The Hand of Fatima, Harmattan Rodeo. For many years, my regular gang of climbing partners—Todd Skinner, Bobby Model, Andy deKlerk, Ed February, Scott Milton, Bill Hatcher and Peter Mallamo—and I were intrigued by photos we had seen in Spanish magazines of Le Main de Fatima (“The Hand of Fatima”), a lovely grouping of giant pinnacles resembling the hand of the prophet Mohammed’s favorite daughter that rises from a parched landscape of massive quartzite towers and walls in Mali. From mid-December to mid-January, 1997-’98, we found ourselves living below and on these beautiful towers. To ensure we were choosing the finest climbing objective, we spent two days hiking around many of the area rock formations. The team unanimously agreed upon the region’s most outstanding challenge: a new route up a severely overhanging outside comer of a 1,400-foot spire called Kaga Pamari, the little finger of Fatima’s hand.
Day after day was spent climbing a little higher. Each night, we would rappel fixed ropes to try to converse with local tribesmen visiting our Base Camp. Sobered by the need to redpoint numerous formidable pitches in a limited time, we held council while dangling from anchors halfway up the spire. Scott, Todd and I thought we might have bitten off more than we could chew, but the quartzite-wise South Africans, Ed and Andy, just smiled. Taking South African confidence as counsel, we decided to risk glorious failure trying to accomplish a resplendent goal rather than settle for success on a lesser objective. We continued to work our way up the spire and our quartzite savvy strengthened. After ten days, we began our final push, a free climb from bottom to top.
Ed led the first pitch. Climbing all day, we arrived beneath a giant roof 750 feet above the base. We suspended our portaledge camp under this roof, which conspired with a weather front and the natural venturi effect caused by the chimney between the two towers to nearly blow us off the planet. The Harmattan is a winter wind which, like the broom of Allah, sweeps southward from Algeria across the Sahara. While sculpting dunes, it chokes the air with a settling rouge. All night long, the Harmattan tattered us like torn sails. Our two-man ledges were repeatedly lifted and dropped, while suspended haulbags, heavy with water, were blown upward and dropped, smashing against us as we lay. In the morning, almost all of the maillon screw links securing the webbing to the portaledges had come unscrewed. When Ed’s ashen face gazed out of his sleeping bag, he said, “Last night was absolutely bloody amazing… a Harmattan Rodeo!” He had just named our route.

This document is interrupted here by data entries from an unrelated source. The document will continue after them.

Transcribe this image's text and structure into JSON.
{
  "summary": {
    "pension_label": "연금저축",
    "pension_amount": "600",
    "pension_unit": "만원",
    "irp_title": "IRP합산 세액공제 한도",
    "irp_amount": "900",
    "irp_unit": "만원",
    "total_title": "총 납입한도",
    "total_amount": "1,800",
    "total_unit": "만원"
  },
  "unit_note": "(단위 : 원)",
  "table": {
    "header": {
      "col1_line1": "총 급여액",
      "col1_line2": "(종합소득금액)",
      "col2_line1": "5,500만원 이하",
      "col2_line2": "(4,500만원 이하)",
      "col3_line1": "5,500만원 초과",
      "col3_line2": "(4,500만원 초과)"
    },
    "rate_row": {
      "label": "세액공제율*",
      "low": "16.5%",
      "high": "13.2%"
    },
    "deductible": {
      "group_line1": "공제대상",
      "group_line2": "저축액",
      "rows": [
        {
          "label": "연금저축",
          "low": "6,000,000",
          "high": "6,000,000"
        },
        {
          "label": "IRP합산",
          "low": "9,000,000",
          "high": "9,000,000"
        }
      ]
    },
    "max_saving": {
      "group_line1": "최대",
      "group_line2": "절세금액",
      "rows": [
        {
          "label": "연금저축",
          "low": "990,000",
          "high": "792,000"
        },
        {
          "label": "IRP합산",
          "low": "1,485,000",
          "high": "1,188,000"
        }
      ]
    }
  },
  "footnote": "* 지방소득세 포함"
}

The day’s climbing progressed well. Toward evening, Scott danced up another crux pitch that ended on a boulder-strewn, guano-cushioned ledge on the lee side—a perfect wind-shadowed bivouac. Two days prior, Andy had punched a pencil-lead-sized hole in his shin. On the big ledge, his leg began to swell and throb. The next morning, he had chills and a titanic headache. A surly red streak took a poisoned path from his calf into his groin, but Andy insisted he was fit and keen to go higher.
The final two leads moved back onto the windy side of the tower. We climbed onto a windless summit, a dramatic and tiny island floating in an atmospheric sea of ocher dust. Feeling worse, Andy started down immediately, beginning the 1,400-foot rappel and the long slide down talus to Base Camp. Soon after, the rest of us began stripping the route of ropes and equipment. Then Peter, who was in the talus field, called us on the radio. While descending the talus, Andy passed out numerous times and Peter had carried him to camp. Andy was now unconscious.
We hired a Land Rover for the 1,000-mile, 20-hour drive to the nearest medical help in Mali’s capital city, Bamako. Once in Bamako, Andy was treated at a French hospital with a massive regimen of antibiotic injections. His shin had developed a staph infection, causing phlebitis. The doctors told us that another day’s delay would have cost Andy his leg and perhaps even his life.
While Ed and Andy recuperated in Bamako, we spent several days bouldering on Hueco Tanks-quality quartzite boulders in the Dogon country. There, we visited with a Dogon elder who told us to “climb with care; with the serene spirit of birds; and with an appreciation of the fellowship that climbing strengthens.” The old man solemnly tapped his heart and said: “Understanding and brotherhood among all people is important above all other things.”
Later, as we prepared to fly home, we reminisced about our magnificent new climb. Andy and Ed proclaimed our 14-pitch route one of the finest and most difficult quartzite climbs in the world. We had been lucky to visit the African Sahel (the drought-beset region below the Sahara that includes Mali, Chad, Niger, Senegal, et al.; the exact line of Sahel/Sahara is constantly moving south) and to live for a time among the unique cultures of the region. We were going home safely and as stronger friends. We vowed always to climb with the serene spirit of birds.